Many CPAs in public tax practice view pricing and billing activities as a necessary evil (and we won’t even discuss collections). This article does not try to counter that presumption. However, CPAs can minimize some of their burdens and maximize their rewards by adopting the right approach.
Methods for setting prices for CPA tax services span the same spectrum but overwhelmingly favor billing based on time spent at hourly rates. According to the 2016 PCPS/TSCPA National Management of an Accounting Practice Survey, 90% of firms surveyed bill approximately 80% of their services using standard hourly rates.
Where does this leave fixed-fee or value-based pricing arrangements?
- Many hourly tax engagements are often disguised fixed-price (or fixed-price-range) engagements with a “value” adjustment upward (usually for added work due to an unusual circumstance) or downward (most often for uncommunicated added work due to an unusual circumstance).
- Clients like fixed-fee arrangements. How often does the answer to a client’s question start with “it’s complicated?” A fixed-fee arrangement allows a simple answer.
- Value pricing is most commonly employed in tax practice when subjectively setting a price for a tax engagement, rather than upon a time budget. Expected billable time can be the basis for pricing, but the perceived value to the client is also part of the equation.
Pricing based on billable time has limitations. Among them is that the practice can be untimely (is all time captured?), unpredictable (what took eight hours last year may take six or 12 this year) and possibly irrelevant (at least to the client).

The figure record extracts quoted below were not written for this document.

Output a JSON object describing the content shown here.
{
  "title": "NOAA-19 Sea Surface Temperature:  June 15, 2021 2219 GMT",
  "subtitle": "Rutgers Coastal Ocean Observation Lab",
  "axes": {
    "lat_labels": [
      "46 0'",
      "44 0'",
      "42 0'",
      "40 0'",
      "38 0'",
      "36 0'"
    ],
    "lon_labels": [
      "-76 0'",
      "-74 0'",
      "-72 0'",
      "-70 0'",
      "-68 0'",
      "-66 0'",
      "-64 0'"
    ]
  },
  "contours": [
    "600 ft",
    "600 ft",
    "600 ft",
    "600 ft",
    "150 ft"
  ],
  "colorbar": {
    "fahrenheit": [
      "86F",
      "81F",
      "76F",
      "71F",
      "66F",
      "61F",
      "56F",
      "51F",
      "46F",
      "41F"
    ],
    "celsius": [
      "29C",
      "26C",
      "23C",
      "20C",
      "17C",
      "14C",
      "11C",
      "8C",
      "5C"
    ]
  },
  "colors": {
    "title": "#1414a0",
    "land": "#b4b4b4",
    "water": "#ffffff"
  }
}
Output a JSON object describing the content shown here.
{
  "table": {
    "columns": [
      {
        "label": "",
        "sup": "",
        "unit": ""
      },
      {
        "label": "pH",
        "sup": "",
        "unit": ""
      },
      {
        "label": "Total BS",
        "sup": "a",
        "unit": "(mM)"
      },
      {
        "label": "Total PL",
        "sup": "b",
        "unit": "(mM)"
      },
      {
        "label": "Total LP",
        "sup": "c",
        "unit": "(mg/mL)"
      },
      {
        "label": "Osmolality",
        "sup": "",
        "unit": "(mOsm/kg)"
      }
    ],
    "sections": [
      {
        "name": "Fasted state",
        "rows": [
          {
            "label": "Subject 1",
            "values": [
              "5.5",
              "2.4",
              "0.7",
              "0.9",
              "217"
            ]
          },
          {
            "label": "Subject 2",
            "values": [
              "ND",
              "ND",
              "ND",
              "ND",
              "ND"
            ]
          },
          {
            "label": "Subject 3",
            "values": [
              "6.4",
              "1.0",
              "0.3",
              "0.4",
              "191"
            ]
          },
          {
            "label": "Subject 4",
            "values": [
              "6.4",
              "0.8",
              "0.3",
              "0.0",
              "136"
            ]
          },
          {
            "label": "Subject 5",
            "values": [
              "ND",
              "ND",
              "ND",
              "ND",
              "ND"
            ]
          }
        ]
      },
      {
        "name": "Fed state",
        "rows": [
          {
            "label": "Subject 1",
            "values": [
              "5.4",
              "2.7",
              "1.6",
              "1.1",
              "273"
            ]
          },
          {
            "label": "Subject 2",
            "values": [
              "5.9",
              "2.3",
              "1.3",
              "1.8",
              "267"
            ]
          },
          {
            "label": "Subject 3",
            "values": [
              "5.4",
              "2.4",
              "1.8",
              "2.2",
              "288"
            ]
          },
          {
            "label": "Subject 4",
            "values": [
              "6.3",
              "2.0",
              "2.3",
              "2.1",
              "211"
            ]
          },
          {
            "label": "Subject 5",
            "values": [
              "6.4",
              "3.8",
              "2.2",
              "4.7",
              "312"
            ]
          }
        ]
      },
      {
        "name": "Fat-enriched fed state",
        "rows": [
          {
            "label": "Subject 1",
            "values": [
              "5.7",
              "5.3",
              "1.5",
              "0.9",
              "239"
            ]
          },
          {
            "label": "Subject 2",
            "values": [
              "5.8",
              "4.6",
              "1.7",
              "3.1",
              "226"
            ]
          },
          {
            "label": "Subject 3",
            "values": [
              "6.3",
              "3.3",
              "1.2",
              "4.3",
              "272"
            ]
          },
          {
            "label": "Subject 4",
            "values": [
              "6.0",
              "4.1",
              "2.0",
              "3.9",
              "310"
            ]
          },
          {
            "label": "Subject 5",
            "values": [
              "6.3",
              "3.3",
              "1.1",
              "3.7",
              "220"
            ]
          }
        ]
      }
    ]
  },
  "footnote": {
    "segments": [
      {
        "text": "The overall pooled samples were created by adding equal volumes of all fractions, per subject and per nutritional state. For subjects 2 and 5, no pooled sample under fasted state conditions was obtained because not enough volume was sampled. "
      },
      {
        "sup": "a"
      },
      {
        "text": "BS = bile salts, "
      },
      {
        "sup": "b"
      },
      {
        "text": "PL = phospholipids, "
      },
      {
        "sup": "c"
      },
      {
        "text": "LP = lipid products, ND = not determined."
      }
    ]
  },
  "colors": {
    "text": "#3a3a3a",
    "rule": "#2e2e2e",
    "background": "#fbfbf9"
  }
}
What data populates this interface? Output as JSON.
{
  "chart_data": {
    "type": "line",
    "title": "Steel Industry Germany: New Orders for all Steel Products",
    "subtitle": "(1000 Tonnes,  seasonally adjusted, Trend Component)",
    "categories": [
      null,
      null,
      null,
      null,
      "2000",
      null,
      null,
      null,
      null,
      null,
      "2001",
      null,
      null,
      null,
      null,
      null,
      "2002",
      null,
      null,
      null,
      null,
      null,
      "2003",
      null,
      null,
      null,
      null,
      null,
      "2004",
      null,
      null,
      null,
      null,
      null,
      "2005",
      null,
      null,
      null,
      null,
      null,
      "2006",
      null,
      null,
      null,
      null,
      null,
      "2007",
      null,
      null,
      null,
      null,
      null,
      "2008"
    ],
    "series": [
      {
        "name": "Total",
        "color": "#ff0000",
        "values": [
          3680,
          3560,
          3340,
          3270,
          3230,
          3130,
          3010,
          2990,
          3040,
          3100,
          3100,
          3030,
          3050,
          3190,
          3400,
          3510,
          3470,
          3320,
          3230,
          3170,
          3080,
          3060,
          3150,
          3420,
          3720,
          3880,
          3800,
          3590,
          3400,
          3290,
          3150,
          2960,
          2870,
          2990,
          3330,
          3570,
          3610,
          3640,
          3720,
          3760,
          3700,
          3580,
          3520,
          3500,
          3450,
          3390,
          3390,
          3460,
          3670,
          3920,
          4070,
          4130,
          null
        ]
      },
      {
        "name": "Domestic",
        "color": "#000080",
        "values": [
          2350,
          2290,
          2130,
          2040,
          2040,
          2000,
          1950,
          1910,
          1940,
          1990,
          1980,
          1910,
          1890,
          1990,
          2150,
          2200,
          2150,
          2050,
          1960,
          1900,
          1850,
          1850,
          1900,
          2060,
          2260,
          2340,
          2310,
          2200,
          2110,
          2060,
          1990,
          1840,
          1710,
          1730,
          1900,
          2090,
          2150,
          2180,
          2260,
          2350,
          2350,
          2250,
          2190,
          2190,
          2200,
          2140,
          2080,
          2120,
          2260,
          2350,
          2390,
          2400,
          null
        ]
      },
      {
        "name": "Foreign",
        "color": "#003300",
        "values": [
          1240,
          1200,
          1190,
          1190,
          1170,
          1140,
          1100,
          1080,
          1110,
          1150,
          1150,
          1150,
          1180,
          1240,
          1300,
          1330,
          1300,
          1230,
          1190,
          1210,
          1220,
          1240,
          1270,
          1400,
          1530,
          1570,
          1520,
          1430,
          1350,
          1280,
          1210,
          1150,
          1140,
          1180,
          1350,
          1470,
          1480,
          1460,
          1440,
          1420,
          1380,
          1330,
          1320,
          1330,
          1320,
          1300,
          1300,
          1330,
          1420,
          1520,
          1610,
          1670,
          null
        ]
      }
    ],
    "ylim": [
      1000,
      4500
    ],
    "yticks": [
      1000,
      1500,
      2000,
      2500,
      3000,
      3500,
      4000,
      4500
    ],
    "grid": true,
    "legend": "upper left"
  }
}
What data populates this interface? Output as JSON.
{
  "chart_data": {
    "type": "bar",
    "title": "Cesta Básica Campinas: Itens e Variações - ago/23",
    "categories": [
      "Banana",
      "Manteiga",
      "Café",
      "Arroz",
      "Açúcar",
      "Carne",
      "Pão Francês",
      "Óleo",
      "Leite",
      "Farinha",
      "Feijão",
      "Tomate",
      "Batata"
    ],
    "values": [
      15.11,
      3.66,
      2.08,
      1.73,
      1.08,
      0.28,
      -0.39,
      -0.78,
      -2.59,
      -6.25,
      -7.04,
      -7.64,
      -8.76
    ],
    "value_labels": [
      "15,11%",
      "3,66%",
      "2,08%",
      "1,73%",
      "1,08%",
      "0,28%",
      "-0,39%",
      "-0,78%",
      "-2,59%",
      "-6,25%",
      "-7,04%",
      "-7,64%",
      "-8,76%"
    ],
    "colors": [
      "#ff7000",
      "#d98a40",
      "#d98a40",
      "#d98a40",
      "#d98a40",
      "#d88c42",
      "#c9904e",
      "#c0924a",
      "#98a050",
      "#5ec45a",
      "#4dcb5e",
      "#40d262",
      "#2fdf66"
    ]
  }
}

How, then, are tax services to be priced? Many discussions on this topic lead to a lengthy mathematical exercise involving a desirable profit margin on salaries driving targeted realization and billing rates based on expected staff use and firm structure. This equation can be a compelling analysis of factors influencing profitability. Pricing, however, is not so much about how the firm operates, or its profitably, but more about marketing its services and positioning the firm to customers. This is where value pricing principles prove most useful.
Suggestions for setting a value-based price for tax services
- Segment the tax practice by clients and service. The value of an annual tax return preparation engagement for an individual should be differentiated from that of a tax planning engagement for a business acquisition or disposition.
- Identify the client’s next best alternative. Individual clients may have many options, but which is the next best choice? Is it a retail tax preparation service or is it more likely another CPA? For some business clients, the next best alternative may be a larger or specialty firm, or a law firm, depending on the nature of the engagement.
- Differentiate the service to be provided. How does the firm’s service differ from the competitor’s work? Perception can be as important as reality in this area, but tangible evidence trumps image. This is a market segment-by-market segment analysis. Expertise in a specialty area that a competitor lacks may be a key differentiator for a client with a complex tax problem, but responsiveness and availability of firm owners may be the deciding factors for individual and small business clients.
- Estimate the value of differentiating features. In other words, how much would a prospective client pay to one firm for the difference in service it will receive from the firm’s competitor? This determination is likely the most uncomfortable step in the process for a CPA as it is hard to quantify.
Implementation of a pricing strategy is far simpler than determining fees in the first place. This consists of three key elements:
- Planning: The pricing analysis discussed above is part of the planning. Once that is determined, the next step is to communicate the fee to the client including estimated time requirements, the timing of billing, collections and completion. This discussion is the single most important step in improving client satisfaction and is often neglected. It’s also a golden opportunity to identify and value the differentiating features of the firm’s services for a client.
- Progress reports (and billing): For longer engagements, bill early, bill often and collect. Couple this with engagement status reports, and client satisfaction will soar.
- Completion: The client will never be happier with a firm’s service than upon completion. Deliver the final invoice upon completion of the engagement and ask for payment then. If the firm has delivered on its promises, this should be a satisfactory moment for the client. If the client isn’t happy, now is the time to find out.
Adopting the right approach to pricing and billing activities can set you and your clients up for a satisfactory interaction each time. Be sure to review your current pricing structure to get the most out of the services you offer.